Distribution of indexing modules 26 to plural hardware components within storage area network 16 provides an efficient solution for updating search index 24 since the amount of information retrieved by search engine 24 across storage area network 16 is reduced. For example, search index updates generally have less size than the underlying information and therefore consume less bandwidth of storage area network 16 than is consumed by retrieval of the information by search engine 22. As an alternative, however, mirroring applications 30 may be deployed for some or all hardware components instead of indexing modules 26. Each write managed by a hardware component having a mirroring application 30 has a mirror copy generated by mirroring application 30 and forwarded to search engine 22. Search engine 22 analyzes the mirror copy just as if the information were retrieved directly by search engine 22 and updates search index 24 to reflect the write. Search engine 22 may discard the mirror copy after the update is complete. The mirror copy provided by mirroring application 30 keeps search index 24 up to date without having to have search engine 22 retrieve unchanged information through the crawling process. Thus, the overall amount of information sent across storage area network 16 needed to maintain search index 24 current is still reduced compared with the conventional crawling process. After search engine 22 analyzes the mirror copy to determine the update to search index 24, the mirror copy is discarded.

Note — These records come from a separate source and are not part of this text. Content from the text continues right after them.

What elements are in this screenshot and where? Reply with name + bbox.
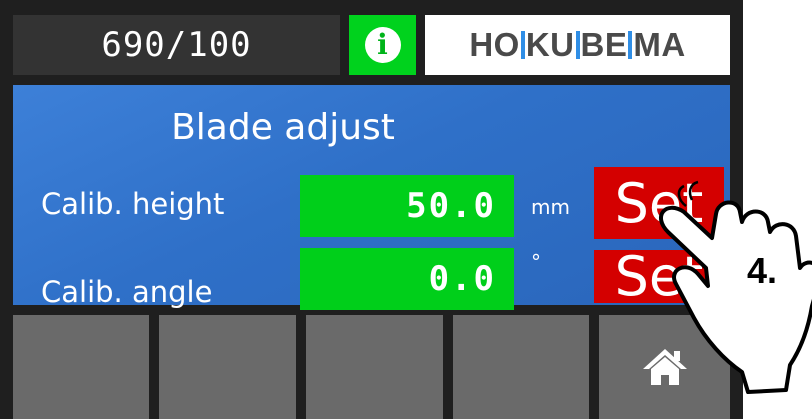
footer-button-1[interactable] bbox=[13, 315, 149, 419]
step-label: 4. bbox=[747, 250, 778, 291]
set-angle-button[interactable]: Set bbox=[594, 250, 724, 303]
info-icon: i bbox=[364, 27, 401, 63]
calib-height-value[interactable]: 50.0 bbox=[300, 175, 514, 237]
logo-text: HO KU BE MA bbox=[469, 26, 686, 63]
counter-text: 690/100 bbox=[101, 25, 252, 65]
set-height-button[interactable]: Set bbox=[594, 167, 724, 239]
footer-button-4[interactable] bbox=[453, 315, 589, 419]
hokubema-logo: HO KU BE MA bbox=[425, 15, 730, 75]
calib-angle-value[interactable]: 0.0 bbox=[300, 248, 514, 310]
counter-display: 690/100 bbox=[13, 15, 340, 75]
set-height-label: Set bbox=[614, 171, 704, 235]
home-icon bbox=[642, 349, 687, 385]
footer-button-3[interactable] bbox=[306, 315, 443, 419]
hmi-screen: 690/100 i HO KU BE MA Blade adjust Calib. h… bbox=[0, 0, 743, 419]
info-button[interactable]: i bbox=[349, 15, 416, 75]
set-angle-label: Set bbox=[614, 250, 704, 303]
page-title: Blade adjust bbox=[171, 107, 395, 148]
footer-button-2[interactable] bbox=[159, 315, 296, 419]
calib-height-unit: mm bbox=[531, 195, 570, 219]
calib-angle-label: Calib. angle bbox=[41, 275, 213, 309]
calib-angle-unit: ° bbox=[531, 250, 541, 274]
calib-height-label: Calib. height bbox=[41, 187, 225, 221]
home-button[interactable] bbox=[599, 315, 730, 419]
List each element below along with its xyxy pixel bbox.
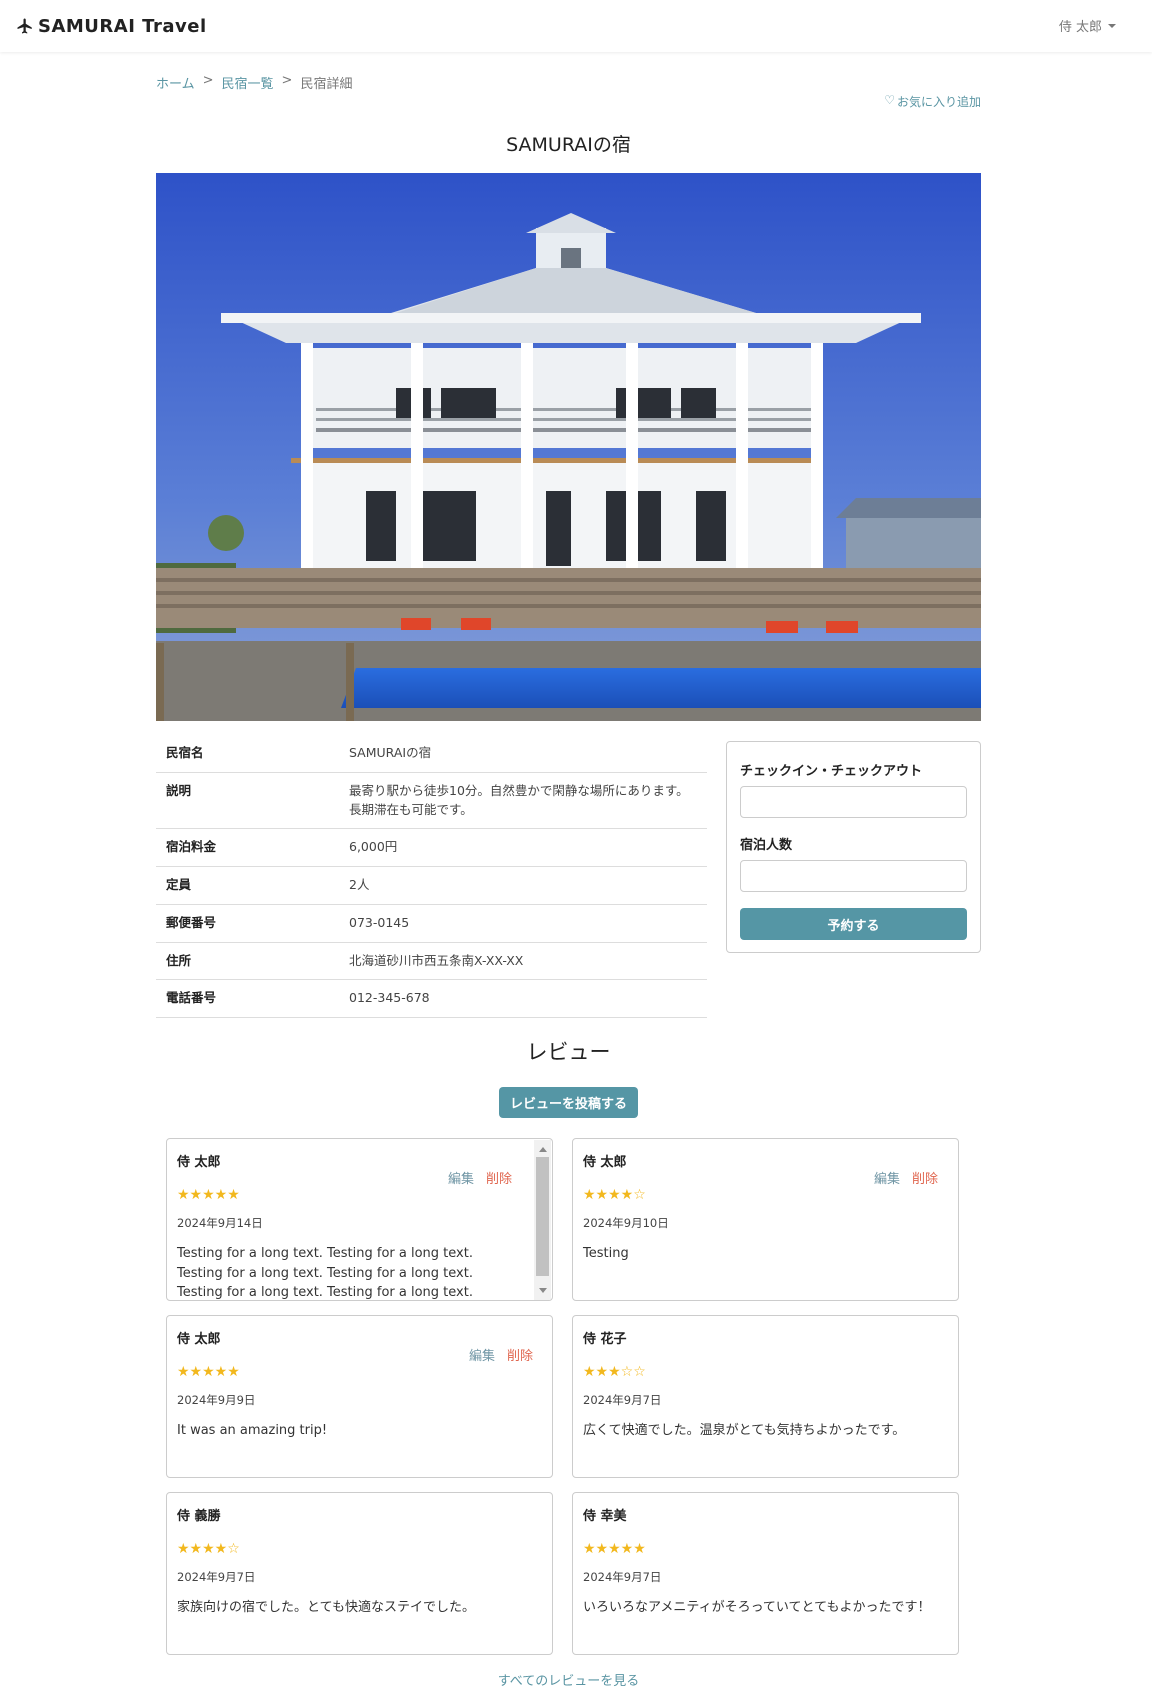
review-card: 侍 花子 ★★★☆☆ 2024年9月7日 広くて快適でした。温泉がとても気持ちよ… (572, 1315, 959, 1478)
delete-review-link[interactable]: 削除 (912, 1168, 938, 1187)
breadcrumb-separator: > (281, 73, 293, 88)
review-text: 広くて快適でした。温泉がとても気持ちよかったです。 (583, 1423, 906, 1438)
caret-down-icon (1108, 23, 1116, 28)
table-row: 電話番号 012-345-678 (156, 979, 707, 1018)
review-actions: 編集 削除 (874, 1168, 938, 1187)
review-card: 侍 幸美 ★★★★★ 2024年9月7日 いろいろなアメニティがそろっていてとて… (572, 1492, 959, 1655)
review-text: It was an amazing trip! (177, 1423, 328, 1438)
review-date: 2024年9月14日 (177, 1216, 263, 1230)
edit-review-link[interactable]: 編集 (469, 1345, 495, 1364)
review-card: 侍 義勝 ★★★★☆ 2024年9月7日 家族向けの宿でした。とても快適なステイ… (166, 1492, 553, 1655)
detail-value: 北海道砂川市西五条南X-XX-XX (339, 942, 707, 981)
review-date: 2024年9月7日 (583, 1570, 662, 1584)
scroll-down-icon[interactable] (539, 1288, 547, 1293)
star-rating: ★★★★☆ (583, 1187, 646, 1203)
reviewer-name: 侍 義勝 (177, 1509, 221, 1524)
detail-key: 電話番号 (156, 979, 339, 1018)
brand-name: SAMURAI Travel (38, 15, 207, 37)
scroll-thumb[interactable] (536, 1157, 549, 1276)
review-date: 2024年9月7日 (583, 1393, 662, 1407)
detail-key: 住所 (156, 942, 339, 981)
review-date: 2024年9月9日 (177, 1393, 256, 1407)
add-favorite-link[interactable]: ♡ お気に入り追加 (884, 93, 981, 110)
star-rating: ★★★★★ (177, 1364, 240, 1380)
review-card: 侍 太郎 編集 削除 ★★★★☆ 2024年9月10日 Testing (572, 1138, 959, 1301)
reviews-heading: レビュー (526, 1040, 611, 1064)
detail-key: 定員 (156, 866, 339, 905)
user-name: 侍 太郎 (1058, 20, 1102, 35)
detail-value: 2人 (339, 866, 707, 905)
detail-value: 012-345-678 (339, 979, 707, 1018)
detail-value: 073-0145 (339, 904, 707, 943)
review-date: 2024年9月10日 (583, 1216, 669, 1230)
page-title: SAMURAIの宿 (506, 134, 631, 156)
star-rating: ★★★★☆ (177, 1541, 240, 1557)
detail-value: SAMURAIの宿 (339, 735, 707, 773)
reserve-button[interactable]: 予約する (740, 908, 967, 940)
breadcrumb-home[interactable]: ホーム (156, 73, 195, 92)
detail-value: 最寄り駅から徒歩10分。自然豊かで閑静な場所にあります。長期滞在も可能です。 (339, 772, 707, 830)
table-row: 住所 北海道砂川市西五条南X-XX-XX (156, 942, 707, 981)
star-rating: ★★★★★ (583, 1541, 646, 1557)
detail-value: 6,000円 (339, 828, 707, 867)
navbar: SAMURAI Travel 侍 太郎 (0, 0, 1152, 52)
table-row: 郵便番号 073-0145 (156, 904, 707, 943)
review-text: Testing for a long text. Testing for a l… (177, 1246, 473, 1300)
reviewer-name: 侍 花子 (583, 1332, 627, 1347)
airplane-icon (17, 18, 32, 34)
see-all-reviews-link[interactable]: すべてのレビューを見る (156, 1670, 981, 1689)
edit-review-link[interactable]: 編集 (448, 1168, 474, 1187)
review-text: 家族向けの宿でした。とても快適なステイでした。 (177, 1600, 475, 1615)
review-scrollbar[interactable] (534, 1140, 551, 1300)
detail-key: 郵便番号 (156, 904, 339, 943)
checkin-checkout-input[interactable] (740, 786, 967, 818)
scroll-up-icon[interactable] (539, 1147, 547, 1152)
review-text: いろいろなアメニティがそろっていてとてもよかったです！ (583, 1600, 931, 1615)
breadcrumb: ホーム > 民宿一覧 > 民宿詳細 (156, 73, 352, 92)
table-row: 宿泊料金 6,000円 (156, 828, 707, 867)
reservation-card: チェックイン・チェックアウト 宿泊人数 予約する (726, 741, 981, 953)
delete-review-link[interactable]: 削除 (486, 1168, 512, 1187)
guest-count-input[interactable] (740, 860, 967, 892)
star-rating: ★★★☆☆ (583, 1364, 646, 1380)
review-card: 侍 太郎 編集 削除 ★★★★★ 2024年9月14日 Testing for … (166, 1138, 553, 1301)
reviewer-name: 侍 幸美 (583, 1509, 627, 1524)
delete-review-link[interactable]: 削除 (507, 1345, 533, 1364)
table-row: 定員 2人 (156, 866, 707, 905)
inn-details-table: 民宿名 SAMURAIの宿 説明 最寄り駅から徒歩10分。自然豊かで閑静な場所にあり… (156, 735, 707, 1018)
table-row: 民宿名 SAMURAIの宿 (156, 735, 707, 773)
detail-key: 宿泊料金 (156, 828, 339, 867)
breadcrumb-inn-list[interactable]: 民宿一覧 (222, 73, 274, 92)
star-rating: ★★★★★ (177, 1187, 240, 1203)
review-date: 2024年9月7日 (177, 1570, 256, 1584)
review-text: Testing (583, 1246, 629, 1261)
review-actions: 編集 削除 (448, 1168, 512, 1187)
checkin-checkout-label: チェックイン・チェックアウト (740, 764, 923, 779)
review-actions: 編集 削除 (469, 1345, 533, 1364)
review-card: 侍 太郎 編集 削除 ★★★★★ 2024年9月9日 It was an ama… (166, 1315, 553, 1478)
guest-count-label: 宿泊人数 (740, 838, 793, 853)
breadcrumb-current: 民宿詳細 (300, 77, 353, 92)
brand-logo[interactable]: SAMURAI Travel (16, 16, 207, 37)
user-menu-dropdown[interactable]: 侍 太郎 (1059, 16, 1116, 35)
heart-icon: ♡ (884, 93, 895, 107)
detail-key: 説明 (156, 772, 339, 830)
breadcrumb-separator: > (202, 73, 214, 88)
table-row: 説明 最寄り駅から徒歩10分。自然豊かで閑静な場所にあります。長期滞在も可能です。 (156, 772, 707, 830)
detail-key: 民宿名 (156, 735, 339, 773)
inn-photo (156, 173, 981, 721)
edit-review-link[interactable]: 編集 (874, 1168, 900, 1187)
add-favorite-label: お気に入り追加 (896, 95, 981, 109)
post-review-button[interactable]: レビューを投稿する (499, 1087, 638, 1118)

Referring now to FIG. 2, a flow diagram depicts a process for managing information stored on a storage area network. The process begins at step 32 with the detection of a write of information to a storage area network. At step 34, the information is analyzed to determine changes to the search index from the writing of the information. The changes to the search index are determined with software or firmware running on a device within the storage area network, such as a storage server, an intelligent switch or a RAID controller. At step 36, the changes to the search index are forwarded from the device that detected the write to the search engine. At step 38, the search engine updates the search index with the changes so that the search index will incorporate the new write of information to the storage area network. The search index thus remains up to date even though the search engine is not performing a crawling operation to update the search index.
Although the present invention has been described in detail, it should be understood that various changes, substitutions and alterations can be made hereto without departing from the spirit and scope of the invention as defined by the appended claims.